If adverse conditions are expected, your boat day should be postponed. The NOAA is a good resource for offshore and inland weather updates. 

Bring the Right Equipment

Even if the weather is looking good, you should still be prepared in case you encounter adverse conditions. Unexpected storms happen all the time. The right equipment and safety gear can help you handle such an event. Make sure your VHF radio and GPS device are working. They will allow you to track your position and avoid other boats during a storm.

» RELATED: Marine VHF Radio Overview

Know Your Boat 

It’s also important to have a good understanding of your vessel and its limitations. Consider your boat’s size, weight, hull shape, overall width, and stability when determining what it is capable of during adverse weather. 

A boating safety course can help with this. Plus, a local instructor can help prepare you for the specific risks in your area. 

Handling a Storm on the Water 

Remember – it’s always best to err on the side of caution and stay off the water during less-than-ideal conditions.
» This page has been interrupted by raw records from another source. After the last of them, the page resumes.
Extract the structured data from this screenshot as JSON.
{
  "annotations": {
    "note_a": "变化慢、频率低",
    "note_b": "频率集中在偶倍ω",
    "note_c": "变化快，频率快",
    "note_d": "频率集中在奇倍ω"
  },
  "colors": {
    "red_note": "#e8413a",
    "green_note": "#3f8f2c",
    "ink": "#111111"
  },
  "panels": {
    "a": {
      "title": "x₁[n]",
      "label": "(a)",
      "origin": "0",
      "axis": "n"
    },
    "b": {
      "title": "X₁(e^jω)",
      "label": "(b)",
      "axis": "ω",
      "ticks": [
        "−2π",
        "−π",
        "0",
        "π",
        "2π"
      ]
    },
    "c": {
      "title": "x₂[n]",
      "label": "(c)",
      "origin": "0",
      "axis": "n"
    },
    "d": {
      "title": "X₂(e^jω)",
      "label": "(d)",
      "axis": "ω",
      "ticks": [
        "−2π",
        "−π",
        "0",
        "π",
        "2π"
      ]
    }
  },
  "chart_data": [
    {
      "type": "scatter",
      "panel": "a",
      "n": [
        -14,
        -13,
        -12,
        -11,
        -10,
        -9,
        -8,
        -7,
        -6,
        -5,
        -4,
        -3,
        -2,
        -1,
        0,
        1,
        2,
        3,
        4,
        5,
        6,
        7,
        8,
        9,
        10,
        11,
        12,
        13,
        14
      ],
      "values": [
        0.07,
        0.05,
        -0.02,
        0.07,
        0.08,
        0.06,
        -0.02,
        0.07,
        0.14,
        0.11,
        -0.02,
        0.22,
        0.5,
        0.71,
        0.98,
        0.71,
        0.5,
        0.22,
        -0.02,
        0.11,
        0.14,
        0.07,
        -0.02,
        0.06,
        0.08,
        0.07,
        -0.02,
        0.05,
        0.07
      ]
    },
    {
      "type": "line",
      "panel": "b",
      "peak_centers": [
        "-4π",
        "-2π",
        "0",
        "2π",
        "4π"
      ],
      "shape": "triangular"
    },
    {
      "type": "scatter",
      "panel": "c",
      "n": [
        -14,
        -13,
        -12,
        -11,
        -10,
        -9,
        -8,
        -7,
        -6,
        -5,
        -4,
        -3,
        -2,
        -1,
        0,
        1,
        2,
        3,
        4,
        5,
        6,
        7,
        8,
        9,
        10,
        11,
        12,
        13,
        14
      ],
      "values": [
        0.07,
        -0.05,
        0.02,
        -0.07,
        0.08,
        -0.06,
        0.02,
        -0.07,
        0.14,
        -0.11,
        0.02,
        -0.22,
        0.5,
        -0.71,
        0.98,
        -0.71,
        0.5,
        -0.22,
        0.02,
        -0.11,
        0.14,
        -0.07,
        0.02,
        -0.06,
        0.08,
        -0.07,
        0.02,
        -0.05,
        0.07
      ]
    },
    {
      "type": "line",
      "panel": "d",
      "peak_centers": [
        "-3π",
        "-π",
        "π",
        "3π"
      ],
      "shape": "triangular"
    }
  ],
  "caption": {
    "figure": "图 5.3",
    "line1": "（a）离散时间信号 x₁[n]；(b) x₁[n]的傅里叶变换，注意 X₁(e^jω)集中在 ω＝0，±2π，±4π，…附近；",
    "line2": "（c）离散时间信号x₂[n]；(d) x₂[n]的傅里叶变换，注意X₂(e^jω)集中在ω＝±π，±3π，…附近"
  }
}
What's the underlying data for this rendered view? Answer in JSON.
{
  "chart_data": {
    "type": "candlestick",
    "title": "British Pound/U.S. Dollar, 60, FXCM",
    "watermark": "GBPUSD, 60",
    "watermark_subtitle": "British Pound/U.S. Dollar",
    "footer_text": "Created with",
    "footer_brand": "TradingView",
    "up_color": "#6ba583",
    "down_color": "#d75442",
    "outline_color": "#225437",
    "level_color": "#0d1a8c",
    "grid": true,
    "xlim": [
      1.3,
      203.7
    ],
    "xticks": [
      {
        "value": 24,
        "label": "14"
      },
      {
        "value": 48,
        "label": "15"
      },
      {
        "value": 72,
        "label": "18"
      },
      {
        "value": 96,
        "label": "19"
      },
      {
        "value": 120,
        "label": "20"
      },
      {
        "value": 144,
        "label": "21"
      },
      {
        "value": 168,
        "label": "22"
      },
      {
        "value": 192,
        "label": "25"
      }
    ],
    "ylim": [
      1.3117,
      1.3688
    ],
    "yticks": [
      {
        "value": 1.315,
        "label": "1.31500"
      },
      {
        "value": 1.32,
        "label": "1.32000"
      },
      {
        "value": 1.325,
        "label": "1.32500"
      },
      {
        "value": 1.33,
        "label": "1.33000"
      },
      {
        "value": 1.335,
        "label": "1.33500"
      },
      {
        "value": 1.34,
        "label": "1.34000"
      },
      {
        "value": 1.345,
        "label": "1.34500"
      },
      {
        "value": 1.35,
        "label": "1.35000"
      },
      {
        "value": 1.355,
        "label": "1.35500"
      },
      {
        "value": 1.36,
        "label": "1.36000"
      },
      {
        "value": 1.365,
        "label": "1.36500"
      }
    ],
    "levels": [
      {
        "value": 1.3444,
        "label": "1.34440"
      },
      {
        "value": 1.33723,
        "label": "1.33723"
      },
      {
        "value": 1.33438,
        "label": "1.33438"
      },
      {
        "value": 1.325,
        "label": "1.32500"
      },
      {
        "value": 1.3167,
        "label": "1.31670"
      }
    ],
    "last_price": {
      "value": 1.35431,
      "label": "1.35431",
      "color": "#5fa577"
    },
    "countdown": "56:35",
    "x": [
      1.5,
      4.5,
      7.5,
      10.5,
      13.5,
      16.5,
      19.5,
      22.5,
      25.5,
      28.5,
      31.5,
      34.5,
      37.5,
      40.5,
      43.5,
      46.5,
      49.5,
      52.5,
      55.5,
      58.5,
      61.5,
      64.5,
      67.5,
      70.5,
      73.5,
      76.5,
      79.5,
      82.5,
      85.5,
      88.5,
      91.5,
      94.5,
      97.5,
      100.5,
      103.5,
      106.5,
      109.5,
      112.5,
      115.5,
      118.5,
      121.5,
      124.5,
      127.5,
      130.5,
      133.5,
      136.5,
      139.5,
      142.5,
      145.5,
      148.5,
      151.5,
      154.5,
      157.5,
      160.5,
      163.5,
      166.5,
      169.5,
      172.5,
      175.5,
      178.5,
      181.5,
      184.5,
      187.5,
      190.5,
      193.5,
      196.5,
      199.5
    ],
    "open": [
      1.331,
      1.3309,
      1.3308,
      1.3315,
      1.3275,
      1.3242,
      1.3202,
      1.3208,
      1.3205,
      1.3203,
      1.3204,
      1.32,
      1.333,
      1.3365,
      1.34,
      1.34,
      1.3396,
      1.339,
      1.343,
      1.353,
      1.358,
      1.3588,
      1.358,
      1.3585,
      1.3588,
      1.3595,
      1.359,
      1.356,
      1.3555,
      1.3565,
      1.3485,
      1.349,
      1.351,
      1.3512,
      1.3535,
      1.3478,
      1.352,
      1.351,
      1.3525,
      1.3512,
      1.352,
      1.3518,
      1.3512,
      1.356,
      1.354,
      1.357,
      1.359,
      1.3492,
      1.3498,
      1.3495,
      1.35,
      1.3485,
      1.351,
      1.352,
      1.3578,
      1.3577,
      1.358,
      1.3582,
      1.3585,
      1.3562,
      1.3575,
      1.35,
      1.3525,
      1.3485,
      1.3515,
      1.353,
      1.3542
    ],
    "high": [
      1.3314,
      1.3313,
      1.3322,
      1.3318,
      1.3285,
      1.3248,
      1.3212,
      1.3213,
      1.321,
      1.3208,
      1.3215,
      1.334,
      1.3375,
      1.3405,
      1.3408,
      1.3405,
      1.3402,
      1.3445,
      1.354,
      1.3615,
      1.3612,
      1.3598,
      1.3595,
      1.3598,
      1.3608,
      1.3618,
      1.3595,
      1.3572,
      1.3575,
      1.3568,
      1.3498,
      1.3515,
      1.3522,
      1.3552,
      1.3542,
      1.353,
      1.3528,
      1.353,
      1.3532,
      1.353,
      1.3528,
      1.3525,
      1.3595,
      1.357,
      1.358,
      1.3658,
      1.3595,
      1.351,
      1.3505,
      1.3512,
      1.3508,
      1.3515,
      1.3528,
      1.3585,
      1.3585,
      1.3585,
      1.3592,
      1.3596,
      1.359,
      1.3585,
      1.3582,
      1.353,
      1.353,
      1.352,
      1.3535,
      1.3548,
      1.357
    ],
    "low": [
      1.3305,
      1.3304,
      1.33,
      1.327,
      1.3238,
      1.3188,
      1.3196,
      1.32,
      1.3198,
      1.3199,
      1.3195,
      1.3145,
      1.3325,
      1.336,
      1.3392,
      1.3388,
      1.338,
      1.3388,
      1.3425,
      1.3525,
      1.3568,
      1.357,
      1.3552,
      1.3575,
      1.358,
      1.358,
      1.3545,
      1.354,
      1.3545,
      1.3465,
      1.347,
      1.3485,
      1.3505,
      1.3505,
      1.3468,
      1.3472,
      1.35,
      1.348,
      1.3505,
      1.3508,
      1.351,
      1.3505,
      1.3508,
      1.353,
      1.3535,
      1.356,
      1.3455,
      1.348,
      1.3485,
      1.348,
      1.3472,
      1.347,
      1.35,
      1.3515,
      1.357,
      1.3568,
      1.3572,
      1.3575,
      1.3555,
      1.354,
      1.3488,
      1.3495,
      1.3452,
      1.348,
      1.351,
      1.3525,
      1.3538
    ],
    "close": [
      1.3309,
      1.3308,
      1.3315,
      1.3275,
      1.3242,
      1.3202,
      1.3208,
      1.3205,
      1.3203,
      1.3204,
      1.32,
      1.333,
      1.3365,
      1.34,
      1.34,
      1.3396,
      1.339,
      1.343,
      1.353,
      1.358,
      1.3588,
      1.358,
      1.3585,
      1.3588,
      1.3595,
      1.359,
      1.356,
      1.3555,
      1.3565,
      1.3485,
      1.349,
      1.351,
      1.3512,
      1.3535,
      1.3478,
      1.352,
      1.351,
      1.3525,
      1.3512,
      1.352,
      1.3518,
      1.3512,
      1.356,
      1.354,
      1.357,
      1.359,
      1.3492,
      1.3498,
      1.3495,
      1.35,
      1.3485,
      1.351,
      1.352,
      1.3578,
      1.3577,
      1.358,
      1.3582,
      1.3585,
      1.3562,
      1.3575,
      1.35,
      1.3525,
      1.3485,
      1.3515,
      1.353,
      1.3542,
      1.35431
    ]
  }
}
Still, boaters run the chance of getting caught in bad weather whenever heading out. 

If this happens, try to head back to shore as quickly as possible. If you can’t get back – make sure all hatches and ports are secure, unplug electrical gear if you see lightning, and finally take out the lifejackets and make sure everyone on board is wearing one. 

Additionally, you’ll want to reduce speed and watch out for rocks, debris, and other boats on the water. Keep your navigation lights on and wait for the storm to pass.

Getting stuck in a storm is never fun. But, at the end of the day, life on the water is unpredictable. It’s best to be as prepared as you can, which will help you get through the storm with minimal damage, and hopefully minimal stress as well.